A Porsche lançou o Porsche Passport no fim de 2017, na cidade de Atlanta. O Passport conta com os mesmos benefícios do Book, porém as trocas são ilimitadas. Outra diferença é que existem duas faixas de assinatura: Launch, que custa US$ 2 mil/mês e tem quatro opções de modelos; e Accelerate, que custa US$ 3 mil/mês e tem sete opções de modelos. Ambas as faixas requerem uma taxa de assinatura no valor de US$ 500.

A BMW lançou este ano o BMW Access, em Nashville. Também são duas faixas de assinatura: Legend, US$ 2 mil/mês; e M, US$ 3 mil/mês.

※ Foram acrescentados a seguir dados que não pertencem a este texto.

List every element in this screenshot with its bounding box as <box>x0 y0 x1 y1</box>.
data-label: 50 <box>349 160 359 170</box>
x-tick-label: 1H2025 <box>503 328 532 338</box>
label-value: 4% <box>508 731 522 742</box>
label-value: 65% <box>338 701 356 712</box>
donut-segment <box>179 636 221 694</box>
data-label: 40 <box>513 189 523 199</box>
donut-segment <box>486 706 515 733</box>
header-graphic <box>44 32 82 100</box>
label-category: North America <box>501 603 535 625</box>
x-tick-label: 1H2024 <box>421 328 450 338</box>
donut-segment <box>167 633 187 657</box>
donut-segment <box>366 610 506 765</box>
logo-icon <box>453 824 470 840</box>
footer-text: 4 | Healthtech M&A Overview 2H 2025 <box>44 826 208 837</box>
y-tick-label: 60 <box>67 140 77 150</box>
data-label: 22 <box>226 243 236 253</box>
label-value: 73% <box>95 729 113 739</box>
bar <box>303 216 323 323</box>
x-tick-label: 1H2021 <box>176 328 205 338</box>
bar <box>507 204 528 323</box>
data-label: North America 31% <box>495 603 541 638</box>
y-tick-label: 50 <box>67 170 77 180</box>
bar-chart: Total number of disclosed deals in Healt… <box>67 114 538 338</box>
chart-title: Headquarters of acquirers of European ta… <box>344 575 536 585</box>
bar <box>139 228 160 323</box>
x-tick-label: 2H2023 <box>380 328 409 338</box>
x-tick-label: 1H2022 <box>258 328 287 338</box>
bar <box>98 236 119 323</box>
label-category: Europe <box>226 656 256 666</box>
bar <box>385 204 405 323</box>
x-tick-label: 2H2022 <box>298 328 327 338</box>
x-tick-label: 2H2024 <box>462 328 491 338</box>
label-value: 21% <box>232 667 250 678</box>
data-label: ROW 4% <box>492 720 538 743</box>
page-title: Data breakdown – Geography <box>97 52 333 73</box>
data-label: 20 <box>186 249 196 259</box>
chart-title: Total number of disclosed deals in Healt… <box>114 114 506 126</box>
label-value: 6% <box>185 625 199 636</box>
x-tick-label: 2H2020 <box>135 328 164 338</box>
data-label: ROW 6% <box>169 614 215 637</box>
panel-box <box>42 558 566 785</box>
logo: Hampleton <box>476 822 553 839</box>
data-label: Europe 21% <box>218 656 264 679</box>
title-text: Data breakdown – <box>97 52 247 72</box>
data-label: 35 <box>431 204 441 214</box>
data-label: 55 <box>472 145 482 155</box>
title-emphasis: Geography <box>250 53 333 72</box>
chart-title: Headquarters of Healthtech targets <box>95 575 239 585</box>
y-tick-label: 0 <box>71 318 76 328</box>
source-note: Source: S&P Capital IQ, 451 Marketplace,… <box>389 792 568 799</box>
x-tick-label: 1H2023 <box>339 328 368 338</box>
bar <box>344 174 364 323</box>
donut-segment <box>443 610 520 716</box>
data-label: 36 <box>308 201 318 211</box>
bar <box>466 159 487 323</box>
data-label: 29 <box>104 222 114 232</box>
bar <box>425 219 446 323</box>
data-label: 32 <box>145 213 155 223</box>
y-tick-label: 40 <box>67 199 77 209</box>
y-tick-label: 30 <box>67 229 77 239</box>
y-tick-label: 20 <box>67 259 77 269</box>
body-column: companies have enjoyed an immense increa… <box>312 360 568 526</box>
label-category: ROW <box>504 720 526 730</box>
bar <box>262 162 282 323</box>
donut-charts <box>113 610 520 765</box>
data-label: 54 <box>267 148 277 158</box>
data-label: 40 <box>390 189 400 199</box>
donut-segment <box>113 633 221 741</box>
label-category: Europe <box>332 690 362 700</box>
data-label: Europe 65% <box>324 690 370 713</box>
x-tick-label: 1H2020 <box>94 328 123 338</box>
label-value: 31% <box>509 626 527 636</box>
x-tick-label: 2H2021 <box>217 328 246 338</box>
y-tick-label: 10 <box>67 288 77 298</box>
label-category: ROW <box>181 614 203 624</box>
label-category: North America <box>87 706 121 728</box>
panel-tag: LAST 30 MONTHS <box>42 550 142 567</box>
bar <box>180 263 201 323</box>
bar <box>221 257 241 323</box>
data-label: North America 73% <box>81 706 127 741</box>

Ambas requerem taxa de US$ 575 e oferecem os mesmos benefícios que as concorrentes. A diferença está nos modelos disponíveis para cada faixa.  

A última a anunciar um serviço de assinaturas foi a Mercedes-Benz. Chamado de Collection, irá funcionar em fase de testes por 18 meses apenas em Nashville. Após esse período, a empresa avaliará se expande para outras regiões ou se o encerra. O Collection tem o preço mais em conta entre todas as ofertas. São duas faixas de assinatura: Signature, que custa US$ 1.095; e Reserve, com mensalidade de US$ 1.595. Ambas têm uma taxa inicial de US$ 495 e os benefícios são iguais aos oferecidos pelas concorrentes.

Você pode estar se perguntando se vale a pena mesmo assinar um serviço como esse, já que a mensalidade é superior a um financiamento, por exemplo. Porém, financiamentos geralmente pedem um valor de entrada, além de não contar com seguro, manutenção e assistência inclusos. O que mais chama a atenção, no entanto, é a facilidade de se ter um veículo à disposição (o tempo estimado é de dois dias após a aprovação da assinatura), a inexistência de burocracia (afinal, o cliente não vira dono do carro, então adeus papelada) e, principalmente, o fato de que se pode trocar de modelo de acordo com sua vontade. Vai viajar com a família para a serra? Ótimo, abra o aplicativo e peça uma caminhonete. Na semana seguinte abriu um sol, então que tal um conversível? Perfeito, basta solicitar apertando apenas um botão.

Em tempos em que tudo está à disposição no smartphone, nada mais justo que seu próximo carro também esteja.